Покинув кабинет Лубенцова, Воробейцев отправился в полицию к Иосту и передал ему приказание коменданта принять все меры к розыску машины нового ландрата.
Назначение Иоста на пост начальника полиции произошло не без трудностей, так как Лерхе категорически возражал против кандидатуры социал-демократа. Свою старую справедливую ненависть к соглашателям таким, как Шейдеман, Носке, Мюллер, Вельс, – Лерхе переносил на всех социал-демократов вообще. Назначение социал-демократа на любой пост неизменно наталкивалось на его решительное и бурное противодействие.
Взаимное недоверие двух рабочих партий в Лаутербурге часто вызывало путаницу, ненужные трения и разнобой, и требовались большая осторожность, терпение и такт, чтобы сглаживать конфликты, унимать ершистого Лерхе. «Лучше враг, чем предатель», – говаривал Лерхе в ответ на мягкие упреки Лубенцова и Яворского или на протесты своих же товарищей-коммунистов, в особенности Форлендера.
Он был прямолинеен, этот Лерхе, глубоко честен и неутомим. Его видели повсюду. Всюду он хотел быть сам, никому не доверял. Не было дня, чтобы он не выступил на двух-трех собраниях. Говорил он вдохновенно, но все примеры брал из стародавних времен, до 1933 года, и об этих временах говорил увлеченно, со страстью почти пророческой. Вернее, ее можно было бы назвать пророческой, если бы речь шла о будущем, а не о прошлом. И хотя все эти воспоминания были полезны для молодых немцев, которым та пора казалась древностью, но беда заключалась в том, что сам Лерхе жил только прошлыми интересами.
Лерхе считал ошибкой Советской Военной Администрации то, что социал-демократическая партия была разрешена в советской зоне. Он с горечью воспринимал объективный подход лаутербургского коменданта к обеим партиям и тяжело переживал каждое новое назначение социал-демократа на любую должность.
VI
Разыскать машину даже в небольшом городе – почти то же самое, что иголку в стоге сена. Прежде всего нет уверенности, что машина находится здесь. Но если бы она и была тут, то при обилии развалин, задних дворов, гаражей, сараев, старинных закоулков найти ее – нелегкое дело.
Однако категорический приказ коменданта надо было выполнить. Иост отдал распоряжение всем полицейским провести тщательное прочесывание дворов, а сам вместе с Воробейцевым тоже отправился на поиски. Они ездили из одного двора в другой, открывали ворота и двери разных построек, а если двери были заперты – вызывали из квартир владельцев. Перед глазами Воробейцева за день прошла сотня дворов. Он видел сотни автомобилей. Многие из них стояли в гаражах без резины, на деревянных брусках или бревнах – «опели» и «мерседесы», «БМВ», «вандереры» и «майбахи»
Воробейцев был убежден в том, что машину профессора Себастьяна ему не найти, но тем не менее продолжал поиски: ему нравилось входить в чужие дворы и чуть ли не вламываться в чужие квартиры, перебрасываться словечками с молодыми немками, покровительственно похлопывать по спине пожилых немцев.

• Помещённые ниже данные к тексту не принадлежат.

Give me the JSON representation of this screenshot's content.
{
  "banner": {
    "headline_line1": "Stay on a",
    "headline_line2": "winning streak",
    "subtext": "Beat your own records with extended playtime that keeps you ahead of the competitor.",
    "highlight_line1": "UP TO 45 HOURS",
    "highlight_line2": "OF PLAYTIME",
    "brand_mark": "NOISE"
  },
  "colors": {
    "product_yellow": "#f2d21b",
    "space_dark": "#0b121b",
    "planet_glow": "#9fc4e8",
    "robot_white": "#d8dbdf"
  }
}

Кроме того, он так знакомился с возможностями приобретения автомашин. В надлежащий момент всучить начальству классный автомобиль, рассуждал Воробейцев, это значит заслужить благодарность и доброе отношение, что может оказаться не лишним в какой-нибудь момент.
В одном из дворов на Мольткештрассе из большого обветшалого дома к ним вышла девушка с ключами от гаражей. Это была высокая разбитная немка с пышными рыжими волосами, полная не по летам. Ее толстые белые обнаженные руки произвели на Воробейцева большое впечатление. Пока Иост обследовал гараж, Воробейцев поговорил с этой девицей – ее звали Ингеборг, а сокращенно Инга. Воробейцев уже сносно говорил по-немецки – во всяком случае, располагал словарем из каких-нибудь ста пятидесяти слов, при помощи которых можно было вполне объясняться, учитывая, что разговоры его были весьма далеки от философских или научных тем.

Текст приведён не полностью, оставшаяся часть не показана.